Tuesday, March 2, 2010

Even Warren Buffet Thinks Congress Should Scrap This Bill And Start Over

Grace-Marie Turner on President Obama's Health Care Summit

MedicaidA healthcare reform expert warns that the healthcare legislation Democrats are pushing will be a major expansion of a welfare program that is already being administered poorly.

Congressman Peter Roskam (R-Illinois) last week pointed out that over half of the health insurance expansion obtained by Americans through the Democrats' health bill is accomplished by putting them on Medicaid.

Grace-Marie Turner, president of the Galen Institute, served for a year and a half on a commission that studied Medicaid. She feels that in many states, Medicaid has become the "ghetto of our healthcare system," and adds that far too often, people are promised access to care but cannot find a doctor or dentist to see them because the program pays so little.

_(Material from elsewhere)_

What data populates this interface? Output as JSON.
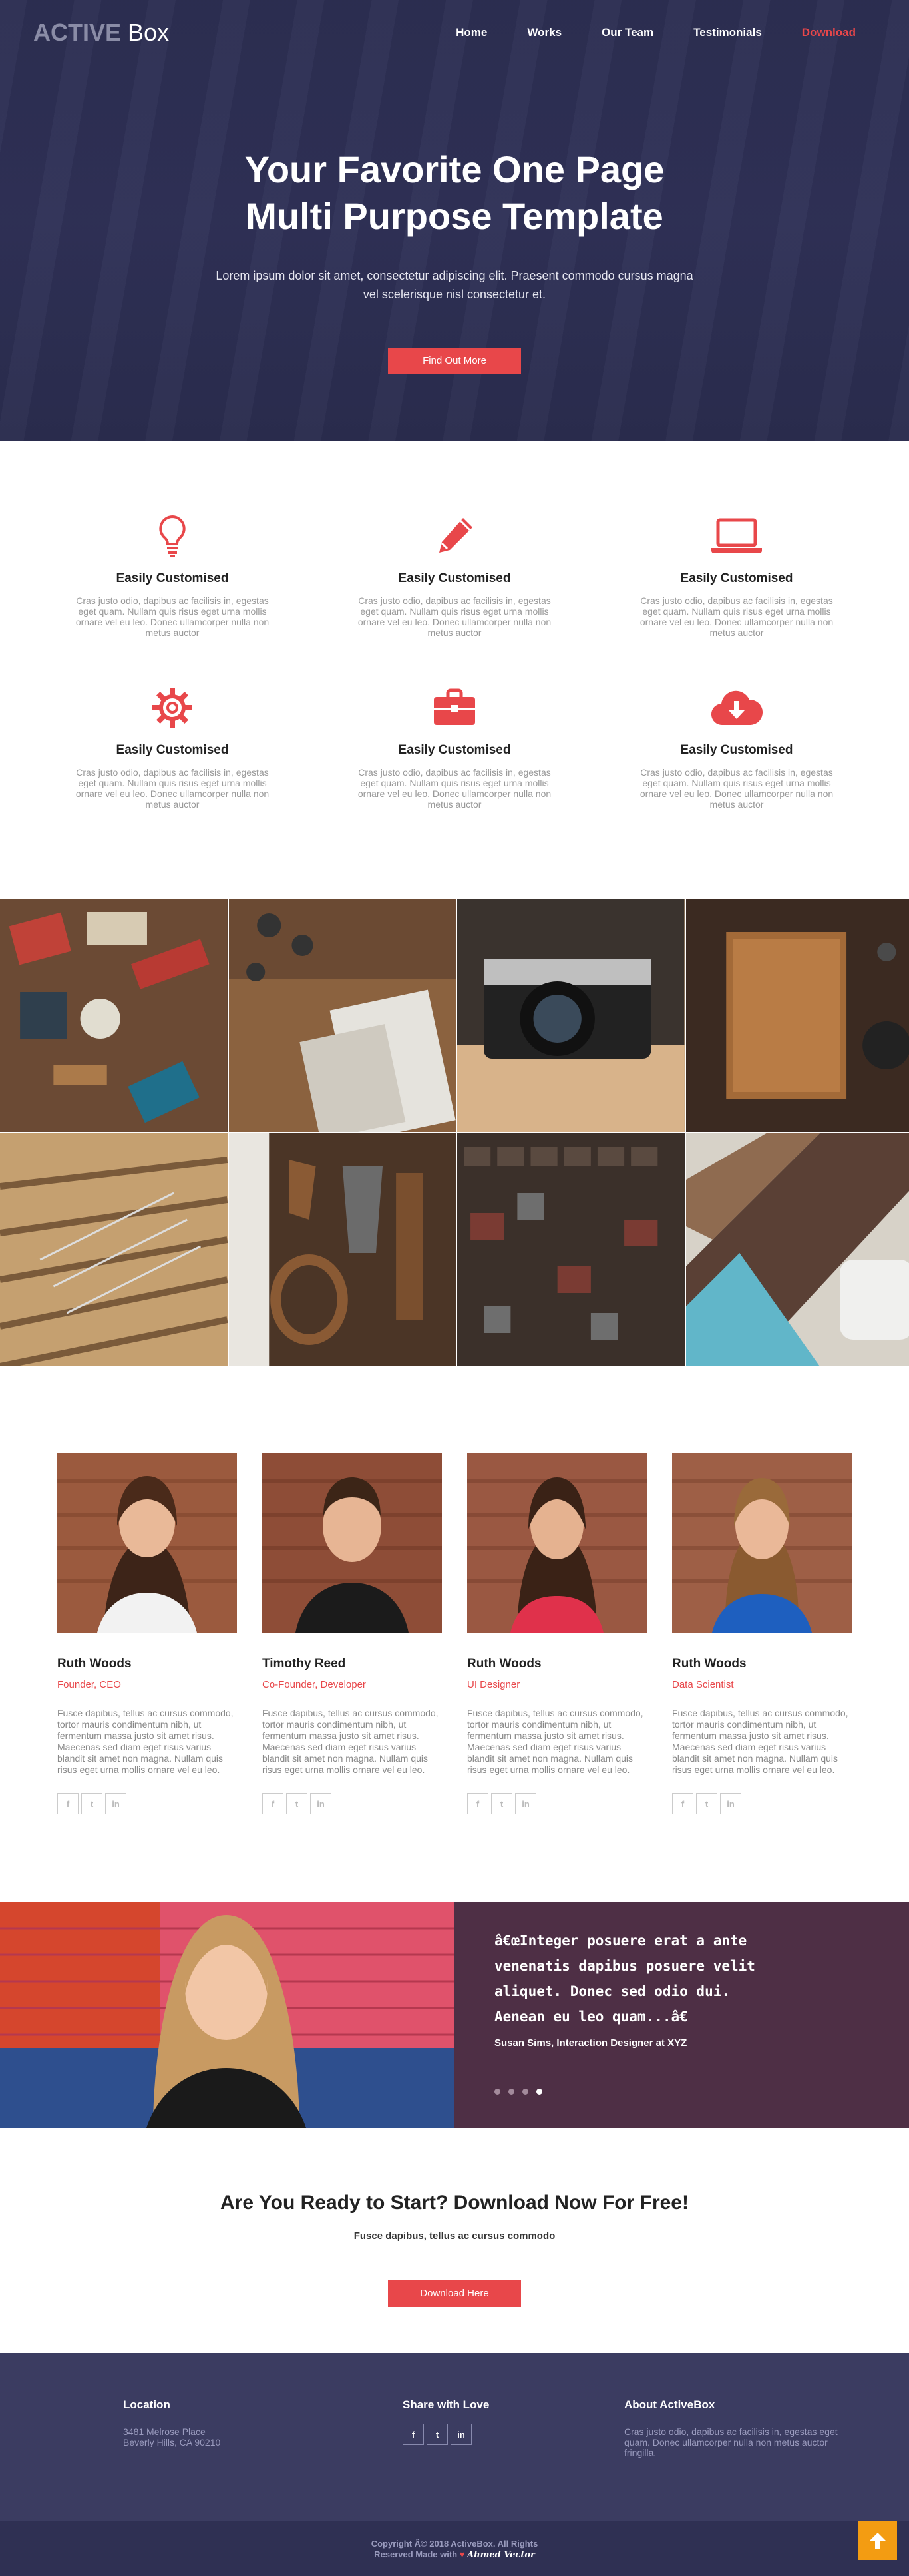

"How dare we think of putting another 15 million of the 30 million that would allegedly be covered through this bill, expanding Medicaid, on a program that already is having a hard time serving the people who are on the program," Turner contends.  "The other 15 million that would get coverage would be in these government-required policies that would be hugely expensive.  And many of them will be required to pay for some -- or in many cases, a large portion of -- their health coverage."

One of President Obama's economic advisers, Warren Buffet, suggested yesterday that Congress should scrap the current healthcare bill and start over with the main goal of addressing rising healthcare costs.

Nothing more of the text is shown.